Smolasty lubi dać do pieca. Jego koncerty to obfitują w atrakcje pirotechniczne
Smolasty, a właściwie Norbert Smoliński, to jedna z najgorętszych gwiazd młodego pokolenia. Muzyk sprawnie łączący elementy rapu z muzyką pop i taneczną zdobył sobie popularność takimi hitami jak "Duże oczy", "Pijemy za lepszy czas" czy "Herbata z imbirem". Artysta wykorzystuje swoje 5 minut - dużo koncertuje w całe Polsce, promując swoje piosenki. Koncerty gromadzą dużą publiczność, żądną zabawy i atrakcji. tych zwykle nie brakuje. Poza rytmicznymi piosenkami publika może liczyć na atrakcje wizualne, m in. pokazy pirotechniczne na scenie. Jednak zabawa z ogniem może być niebezpieczna, o czym przekonał się sam raper.
Ubranie Smolastego zapaliło się w czasie występu na scenie. "Jestem aż tak gorący?"

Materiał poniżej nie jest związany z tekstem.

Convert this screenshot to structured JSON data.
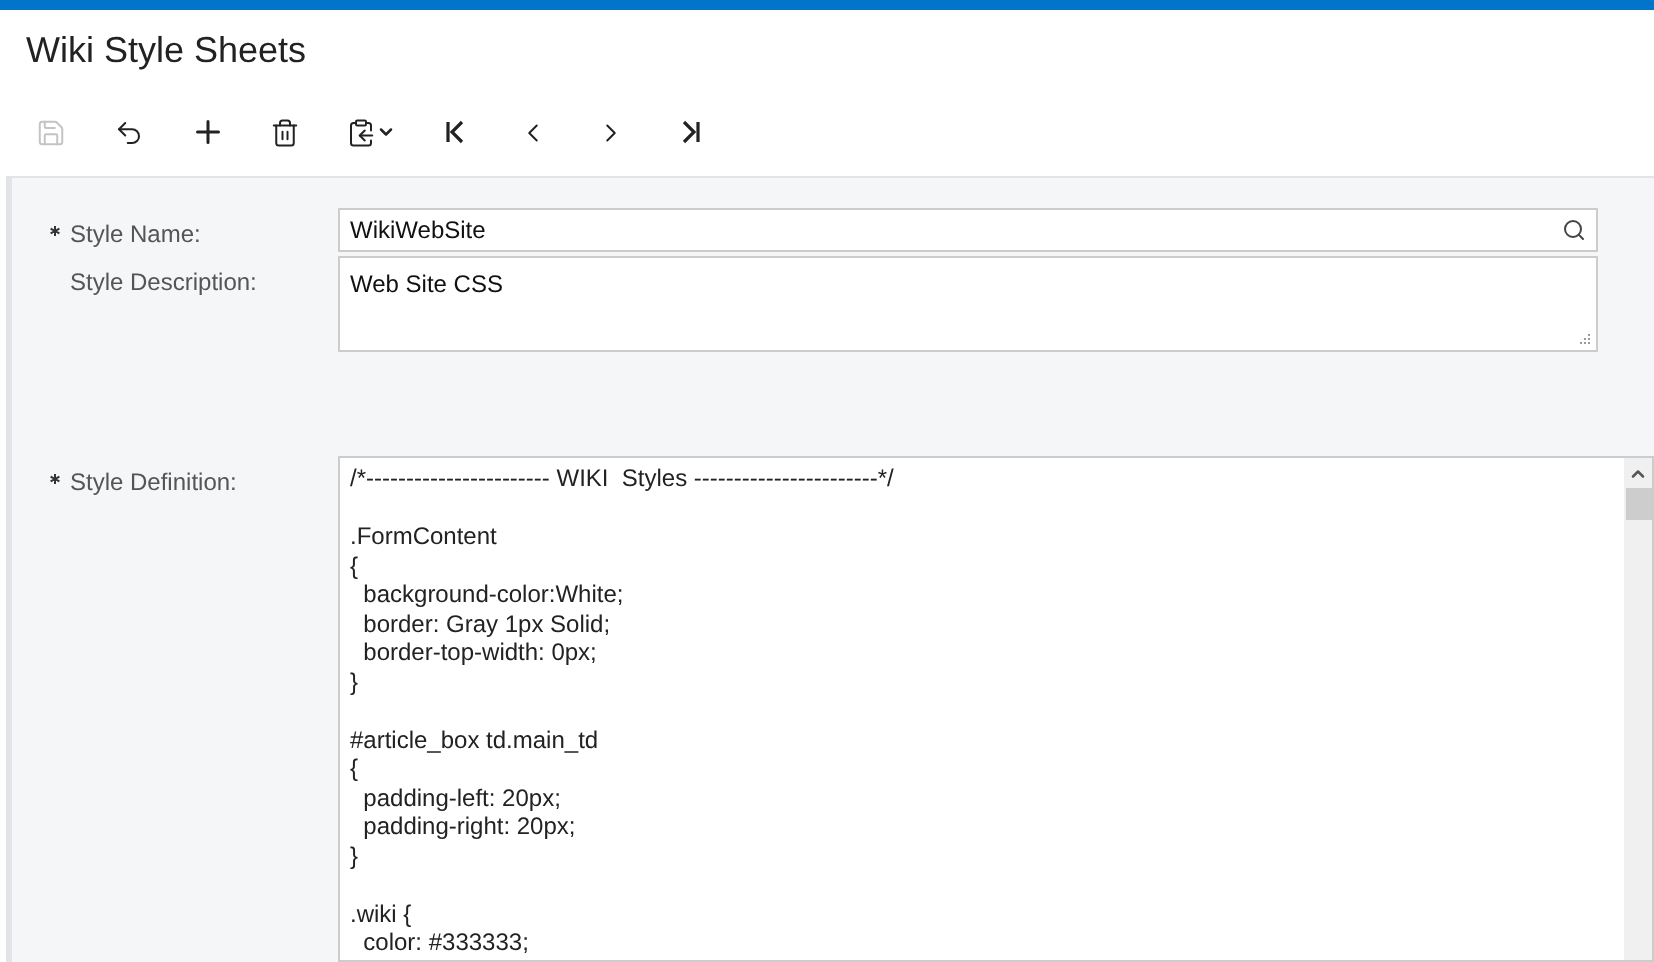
{
  "window": {
    "title": "Wiki Style Sheets"
  },
  "toolbar": [
    {
      "kind": "save",
      "disabled": true
    },
    {
      "kind": "undo",
      "disabled": false
    },
    {
      "kind": "add",
      "disabled": false
    },
    {
      "kind": "delete",
      "disabled": false
    },
    {
      "kind": "copy",
      "disabled": false
    },
    {
      "kind": "first",
      "disabled": false
    },
    {
      "kind": "prev",
      "disabled": false
    },
    {
      "kind": "next",
      "disabled": false
    },
    {
      "kind": "last",
      "disabled": false
    }
  ],
  "form": {
    "style_name": {
      "label": "Style Name:",
      "required": true,
      "value": "WikiWebSite"
    },
    "style_description": {
      "label": "Style Description:",
      "required": false,
      "value": "Web Site CSS"
    },
    "style_definition": {
      "label": "Style Definition:",
      "required": true,
      "value": "/*----------------------- WIKI  Styles -----------------------*/\n\n.FormContent\n{\n  background-color:White;\n  border: Gray 1px Solid;\n  border-top-width: 0px;\n}\n\n#article_box td.main_td\n{\n  padding-left: 20px;\n  padding-right: 20px;\n}\n\n.wiki {\n  color: #333333;"
    }
  }
}
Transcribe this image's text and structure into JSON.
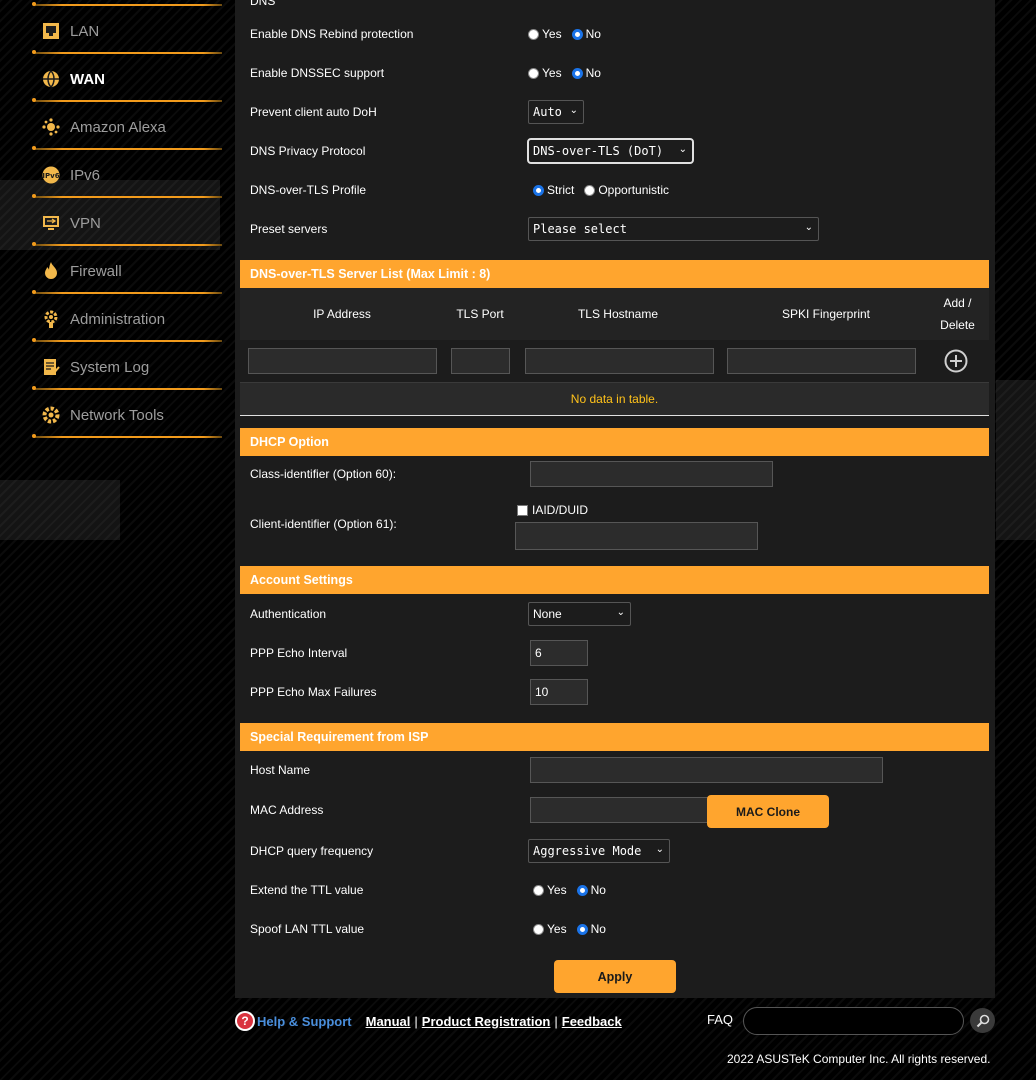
{
  "sidebar": {
    "items": [
      {
        "label": "LAN",
        "icon": "lan-icon"
      },
      {
        "label": "WAN",
        "icon": "globe-icon"
      },
      {
        "label": "Amazon Alexa",
        "icon": "alexa-icon"
      },
      {
        "label": "IPv6",
        "icon": "ipv6-icon"
      },
      {
        "label": "VPN",
        "icon": "vpn-icon"
      },
      {
        "label": "Firewall",
        "icon": "fire-icon"
      },
      {
        "label": "Administration",
        "icon": "admin-gear-icon"
      },
      {
        "label": "System Log",
        "icon": "system-log-icon"
      },
      {
        "label": "Network Tools",
        "icon": "network-tools-icon"
      }
    ],
    "active": "WAN"
  },
  "dns": {
    "section_label": "DNS",
    "rebind_label": "Enable DNS Rebind protection",
    "dnssec_label": "Enable DNSSEC support",
    "doh_label": "Prevent client auto DoH",
    "doh_value": "Auto",
    "privacy_label": "DNS Privacy Protocol",
    "privacy_value": "DNS-over-TLS (DoT)",
    "profile_label": "DNS-over-TLS Profile",
    "profile_strict": "Strict",
    "profile_opportunistic": "Opportunistic",
    "preset_label": "Preset servers",
    "preset_placeholder": "Please select",
    "yes": "Yes",
    "no": "No"
  },
  "tls_list": {
    "title": "DNS-over-TLS Server List (Max Limit : 8)",
    "col_ip": "IP Address",
    "col_port": "TLS Port",
    "col_host": "TLS Hostname",
    "col_spki": "SPKI Fingerprint",
    "col_add1": "Add /",
    "col_add2": "Delete",
    "empty": "No data in table."
  },
  "dhcp": {
    "title": "DHCP Option",
    "class_label": "Class-identifier (Option 60):",
    "client_label": "Client-identifier (Option 61):",
    "iaid_label": "IAID/DUID"
  },
  "account": {
    "title": "Account Settings",
    "auth_label": "Authentication",
    "auth_value": "None",
    "echo_label": "PPP Echo Interval",
    "echo_value": "6",
    "fail_label": "PPP Echo Max Failures",
    "fail_value": "10"
  },
  "isp": {
    "title": "Special Requirement from ISP",
    "host_label": "Host Name",
    "mac_label": "MAC Address",
    "mac_clone": "MAC Clone",
    "dhcpq_label": "DHCP query frequency",
    "dhcpq_value": "Aggressive Mode",
    "ttl_label": "Extend the TTL value",
    "spoof_label": "Spoof LAN TTL value"
  },
  "apply": "Apply",
  "footer": {
    "help": "Help & Support",
    "manual": "Manual",
    "registration": "Product Registration",
    "feedback": "Feedback",
    "faq": "FAQ",
    "copyright": "2022 ASUSTeK Computer Inc. All rights reserved."
  },
  "colors": {
    "accent": "#ffa52e",
    "radio_on": "#1a73e8",
    "panel": "#1c1c1c"
  }
}
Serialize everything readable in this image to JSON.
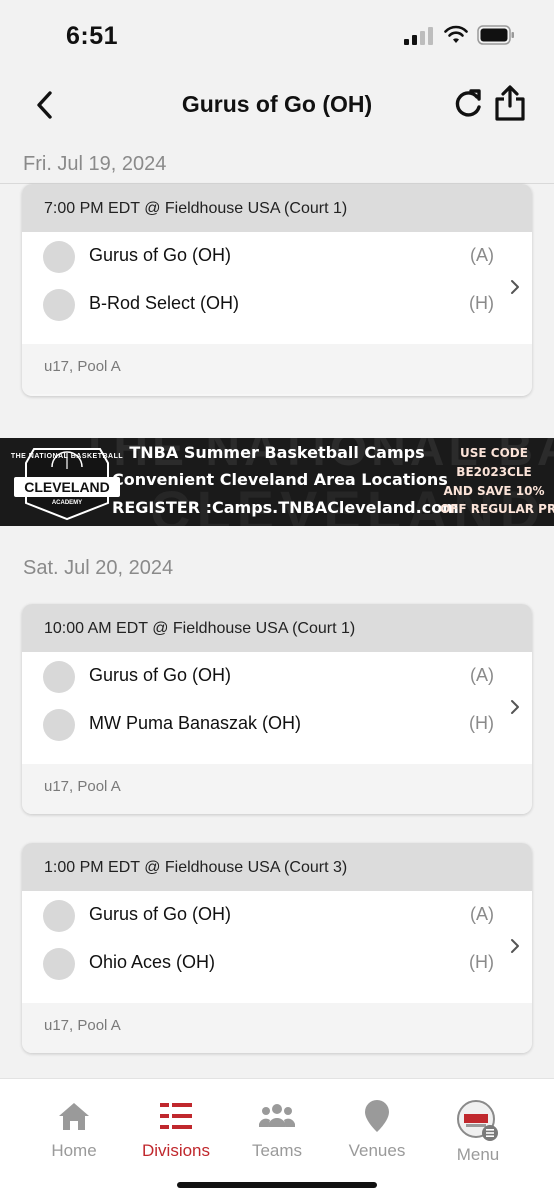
{
  "status_bar": {
    "time": "6:51"
  },
  "nav": {
    "title": "Gurus of Go (OH)"
  },
  "days": [
    {
      "date": "Fri. Jul 19, 2024",
      "games": [
        {
          "header": "7:00 PM EDT @ Fieldhouse USA (Court 1)",
          "teams": [
            {
              "name": "Gurus of Go (OH)",
              "tag": "(A)"
            },
            {
              "name": "B-Rod Select (OH)",
              "tag": "(H)"
            }
          ],
          "footer": "u17, Pool A"
        }
      ]
    },
    {
      "date": "Sat. Jul 20, 2024",
      "games": [
        {
          "header": "10:00 AM EDT @ Fieldhouse USA (Court 1)",
          "teams": [
            {
              "name": "Gurus of Go (OH)",
              "tag": "(A)"
            },
            {
              "name": "MW Puma Banaszak (OH)",
              "tag": "(H)"
            }
          ],
          "footer": "u17, Pool A"
        },
        {
          "header": "1:00 PM EDT @ Fieldhouse USA (Court 3)",
          "teams": [
            {
              "name": "Gurus of Go (OH)",
              "tag": "(A)"
            },
            {
              "name": "Ohio Aces (OH)",
              "tag": "(H)"
            }
          ],
          "footer": "u17, Pool A"
        }
      ]
    }
  ],
  "ad": {
    "logo_top": "THE NATIONAL BASKETBALL",
    "logo_main": "CLEVELAND",
    "logo_sub": "ACADEMY",
    "line1": "TNBA Summer Basketball Camps",
    "line2": "Convenient Cleveland Area Locations",
    "line3": "REGISTER :Camps.TNBACleveland.com",
    "promo1": "USE CODE",
    "promo2": "BE2023CLE",
    "promo3": "AND SAVE 10%",
    "promo4": "OFF REGULAR PRICE",
    "bg_text1": "THE NATIONAL BASKETBALL",
    "bg_text2": "CLEVELAND",
    "promo_color": "#fbe3d8"
  },
  "tabs": [
    {
      "label": "Home",
      "icon": "home-icon",
      "active": false
    },
    {
      "label": "Divisions",
      "icon": "divisions-icon",
      "active": true
    },
    {
      "label": "Teams",
      "icon": "teams-icon",
      "active": false
    },
    {
      "label": "Venues",
      "icon": "venues-icon",
      "active": false
    },
    {
      "label": "Menu",
      "icon": "menu-icon",
      "active": false
    }
  ],
  "colors": {
    "accent": "#c0282d",
    "inactive": "#9a9a9a",
    "background": "#f2f2f2"
  }
}
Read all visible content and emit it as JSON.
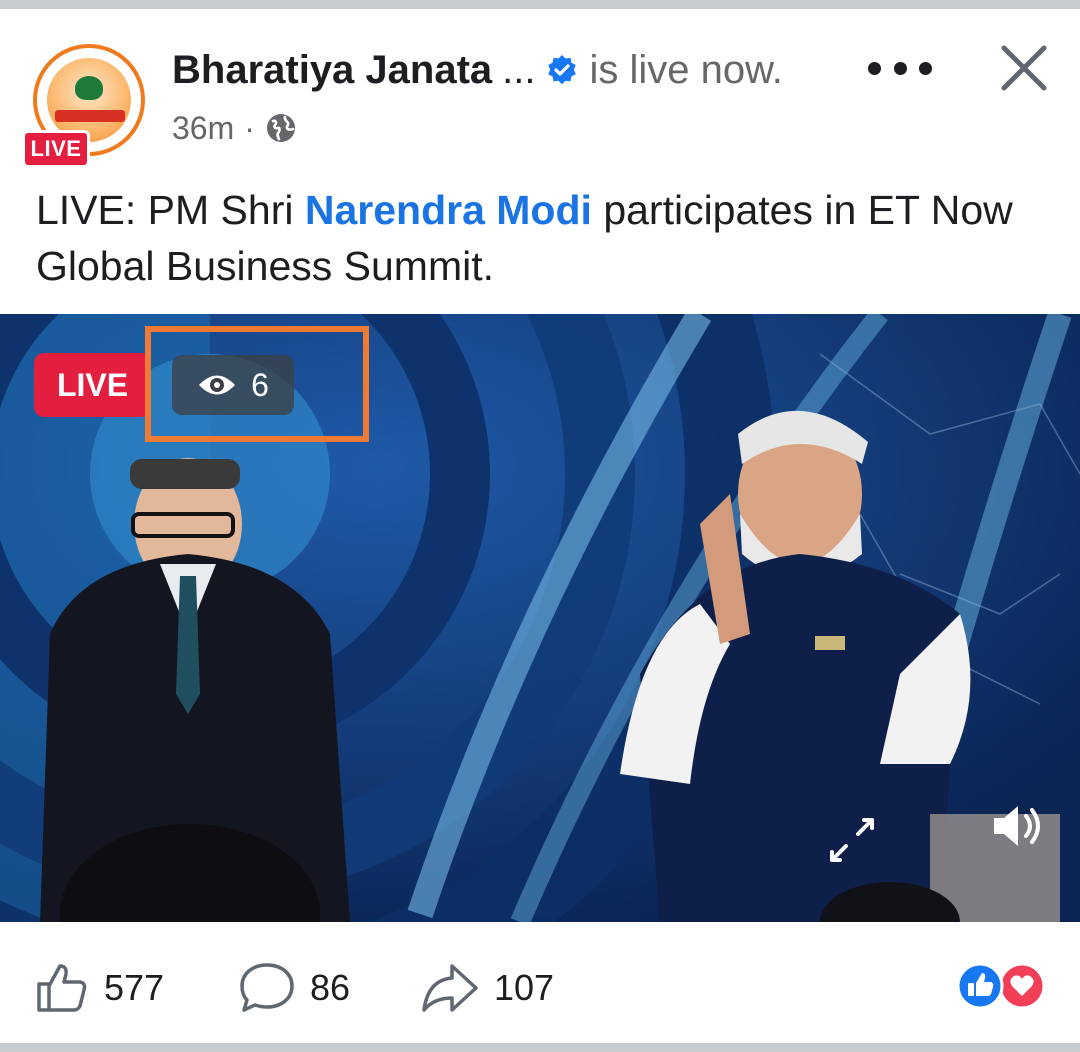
{
  "post": {
    "page_name": "Bharatiya Janata",
    "name_truncation": "...",
    "status_text": "is live now.",
    "timestamp": "36m",
    "separator": "·",
    "privacy_icon": "globe-icon",
    "avatar_live_label": "LIVE",
    "text_before": "LIVE: PM Shri ",
    "mention": "Narendra Modi",
    "text_after": " participates in ET Now Global Business Summit."
  },
  "video": {
    "live_label": "LIVE",
    "viewer_count": "6",
    "viewer_icon": "eye-icon",
    "expand_icon": "expand-icon",
    "volume_icon": "volume-icon"
  },
  "actions": {
    "like_count": "577",
    "comment_count": "86",
    "share_count": "107",
    "reaction_icons": [
      "like-reaction-icon",
      "love-reaction-icon"
    ]
  },
  "colors": {
    "live_red": "#e41e3f",
    "mention_blue": "#1b74e4",
    "highlight_orange": "#ee7a33",
    "verified_blue": "#1877f2",
    "secondary_text": "#65676b"
  }
}
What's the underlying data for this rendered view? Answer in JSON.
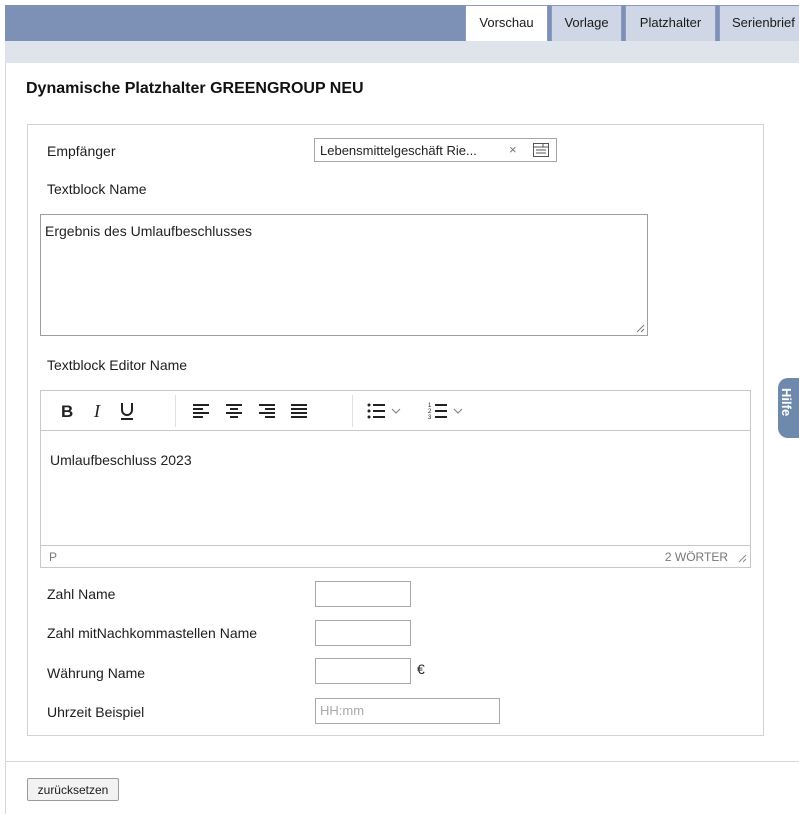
{
  "tabs": [
    {
      "label": "Vorschau",
      "active": true
    },
    {
      "label": "Vorlage",
      "active": false
    },
    {
      "label": "Platzhalter",
      "active": false
    },
    {
      "label": "Serienbrief",
      "active": false
    }
  ],
  "page_title": "Dynamische Platzhalter GREENGROUP NEU",
  "form": {
    "empfaenger_label": "Empfänger",
    "empfaenger_value": "Lebensmittelgeschäft Rie...",
    "clear_glyph": "×",
    "textblock_label": "Textblock Name",
    "textblock_value": "Ergebnis des Umlaufbeschlusses",
    "editor_label": "Textblock Editor Name",
    "editor_content": "Umlaufbeschluss 2023",
    "editor_path": "P",
    "editor_wordcount": "2 WÖRTER",
    "zahl_label": "Zahl Name",
    "zahl_nachkomma_label": "Zahl mitNachkommastellen Name",
    "waehrung_label": "Währung Name",
    "currency_symbol": "€",
    "uhrzeit_label": "Uhrzeit Beispiel",
    "uhrzeit_placeholder": "HH:mm"
  },
  "toolbar_icons": [
    "bold-icon",
    "italic-icon",
    "underline-icon",
    "align-left-icon",
    "align-center-icon",
    "align-right-icon",
    "align-justify-icon",
    "bullet-list-icon",
    "numbered-list-icon"
  ],
  "reset_label": "zurücksetzen",
  "help_tab_label": "Hilfe",
  "colors": {
    "header_band": "#7d90b6",
    "tab_bg": "#cfd6e6",
    "help_tab": "#6f89ad"
  }
}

Podczas krotoszyńskiego koncertu szalejący na scenie wokalista stanął zbyt blisko armatki ogniowej. Płomień dosięgnął jego ubrania i zapalił się tył koszuli Smolastego. Muzyk natychmiast podbiegł do członków ekipy stojących w głębi sceny, by ci ugasili ogień, po czym w koszuli z wypalonym całym tyłem kontynuował występ. Po czasie okazało się jednak, że płomienie dosięgnęły również podkoszulki i pleców Norberta. Najwyraźniej zadziałała adrenalina, bo później przyznał, że dopiero po koncercie poczuł piekący ból i zorientował się, że jednak ma poparzenia. Na szczęście nie bardzo groźne. Smolasty podszedł do zdarzenia z dystansem. W mediach społecznościowych żartował nawet, że jest aż tak gorący i że na scenie był ogień. Jednak wydarzenie pokazuje , jak niewiele trzeba, by stała się tragedia, a ogień to bardzo niebezpieczna atrakcja.